Wager looked up at Max, who was reading through the thick packet of an autopsy report.
“You know what Sam Walking Tall died of?”
“Three and a half inches of steel,” said Wager.
“That wasn’t the immediate cause of death.”
“What was?”
“He drowned.”
“He what?”
“The beer. The guy drowned in beer. Molly White Horse poured the beer over him and it went through the hole in his chest into his lungs. He drowned.”
Wager pushed back against the creak of his desk chair. “What the hell? We don’t have a murder charge on Robert Smith?”
“He didn’t murder him. Assault One, maybe. But the public defender’s office will probably go for Assault Two as a misdemeanor—the bartender said Sam and Robert had been picking at each other all night, so they’ll try to show provocation.”
For which the maximum sentence could be two years and a five-thousand-dollar fine. But Robert wouldn’t get that much. With time off for good behavior, he might serve six months in county jail. Moreover, the search for him would lose its intensity with other law enforcement agencies—you kept your eyes open for a murderer, but there were so many assault suspects that it became a matter of luck to catch one. And there was something else: “So now we have to pop Molly for killing him?”
“We can suggest a finding of accidental death.”
“Sure we can. A guy gets
stabbed in the chest, dies outside a bar in front of witnesses, and the DA calls it an accident. I can see what Gargan and some of those other assholes will put in the paper. There goes the policy of improving press relations.” Wager’s guess was that the prosecutor would charge Molly with negligent homicide, which was also a class one misdemeanor; but she could end up serving more time than Robert Smith, who had started all this crap.
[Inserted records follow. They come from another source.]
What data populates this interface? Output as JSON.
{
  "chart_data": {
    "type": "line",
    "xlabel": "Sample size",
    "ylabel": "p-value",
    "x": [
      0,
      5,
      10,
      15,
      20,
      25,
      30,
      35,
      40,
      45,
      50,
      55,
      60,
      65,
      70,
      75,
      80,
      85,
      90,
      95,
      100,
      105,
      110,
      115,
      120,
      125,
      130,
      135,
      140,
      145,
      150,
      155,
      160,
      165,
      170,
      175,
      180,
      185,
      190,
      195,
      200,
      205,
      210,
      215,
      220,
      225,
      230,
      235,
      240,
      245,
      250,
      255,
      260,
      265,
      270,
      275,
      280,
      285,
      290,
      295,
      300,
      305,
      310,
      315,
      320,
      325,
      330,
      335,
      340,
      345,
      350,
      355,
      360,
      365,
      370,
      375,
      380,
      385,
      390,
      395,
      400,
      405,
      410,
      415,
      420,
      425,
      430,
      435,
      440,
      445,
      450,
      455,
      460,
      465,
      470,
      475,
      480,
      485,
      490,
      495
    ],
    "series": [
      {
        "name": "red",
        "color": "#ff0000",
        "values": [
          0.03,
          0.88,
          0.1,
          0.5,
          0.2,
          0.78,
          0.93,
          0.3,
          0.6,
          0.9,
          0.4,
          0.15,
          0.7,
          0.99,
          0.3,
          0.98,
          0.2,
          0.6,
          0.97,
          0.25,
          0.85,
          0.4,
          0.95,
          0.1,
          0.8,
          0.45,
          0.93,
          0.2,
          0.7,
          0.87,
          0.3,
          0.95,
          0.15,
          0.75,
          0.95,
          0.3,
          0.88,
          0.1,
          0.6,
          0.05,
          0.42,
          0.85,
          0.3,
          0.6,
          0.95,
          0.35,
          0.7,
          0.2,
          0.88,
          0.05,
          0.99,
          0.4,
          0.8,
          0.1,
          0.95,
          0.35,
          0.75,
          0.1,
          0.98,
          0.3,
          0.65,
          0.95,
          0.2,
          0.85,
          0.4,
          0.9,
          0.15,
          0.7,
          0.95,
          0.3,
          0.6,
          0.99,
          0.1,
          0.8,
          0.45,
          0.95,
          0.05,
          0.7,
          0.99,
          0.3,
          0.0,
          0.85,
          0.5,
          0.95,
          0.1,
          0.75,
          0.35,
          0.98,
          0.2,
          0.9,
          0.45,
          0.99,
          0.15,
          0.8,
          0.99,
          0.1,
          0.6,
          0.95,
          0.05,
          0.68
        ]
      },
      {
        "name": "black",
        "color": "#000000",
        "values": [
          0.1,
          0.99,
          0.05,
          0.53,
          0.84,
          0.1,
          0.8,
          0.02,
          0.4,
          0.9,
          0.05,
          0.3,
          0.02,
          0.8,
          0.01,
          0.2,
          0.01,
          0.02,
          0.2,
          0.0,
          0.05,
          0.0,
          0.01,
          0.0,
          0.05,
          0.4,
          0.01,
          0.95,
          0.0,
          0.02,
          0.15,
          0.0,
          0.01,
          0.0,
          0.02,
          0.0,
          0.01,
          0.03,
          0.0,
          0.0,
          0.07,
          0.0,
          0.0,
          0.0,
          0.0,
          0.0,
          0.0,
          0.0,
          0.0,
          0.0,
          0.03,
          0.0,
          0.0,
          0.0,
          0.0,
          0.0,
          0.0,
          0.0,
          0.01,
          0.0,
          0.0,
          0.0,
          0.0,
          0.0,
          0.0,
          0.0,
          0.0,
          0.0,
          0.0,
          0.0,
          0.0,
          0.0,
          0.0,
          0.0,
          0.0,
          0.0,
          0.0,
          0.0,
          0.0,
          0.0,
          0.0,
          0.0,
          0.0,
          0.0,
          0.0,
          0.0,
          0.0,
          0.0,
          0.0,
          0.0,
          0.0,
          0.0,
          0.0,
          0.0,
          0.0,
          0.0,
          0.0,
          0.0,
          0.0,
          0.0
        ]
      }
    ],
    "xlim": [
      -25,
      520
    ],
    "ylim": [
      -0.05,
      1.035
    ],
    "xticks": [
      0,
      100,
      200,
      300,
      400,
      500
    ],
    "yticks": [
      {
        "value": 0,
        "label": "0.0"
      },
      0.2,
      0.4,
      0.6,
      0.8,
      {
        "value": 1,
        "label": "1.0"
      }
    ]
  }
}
“Well, the medical fact is that he drowned—old Robert got lucky and Molly didn’t. Sam didn’t have much luck either, come to think of it.” Max yawned again. “But it’s up to the DA to sort out now.” He scribbled a note and clipped it to the file. “It looks like we just solved another homicide, partner, and Assault just got another case.”
Wager should not have been surprised—he’d seen a lot of strange things happen in the continuing attempts to place the flow and chaos of human passions into the rigid boxes of legal definition and punishment. Criminally negligent homicide—the section that would apply to Molly—was defined by the Criminal Code simply as “conduct amounting to criminal negligence,” and that gave the DA a lot of room to act. But it, too, was a box; it excluded Molly’s drunken love for Sam, her intention to wake him up rather than drown the poor bastard, her total ignorance that she had been the one to kill him. All of that could be heard as mitigation for sentencing, but it didn’t fit into the box of guilty or not guilty. She had done it, and they had her statement—which would have to be taken again after reading her the Miranda Warning—and the DA’s policy was to lay the heaviest charge on perpetrators. “I guess we have to pick her up.”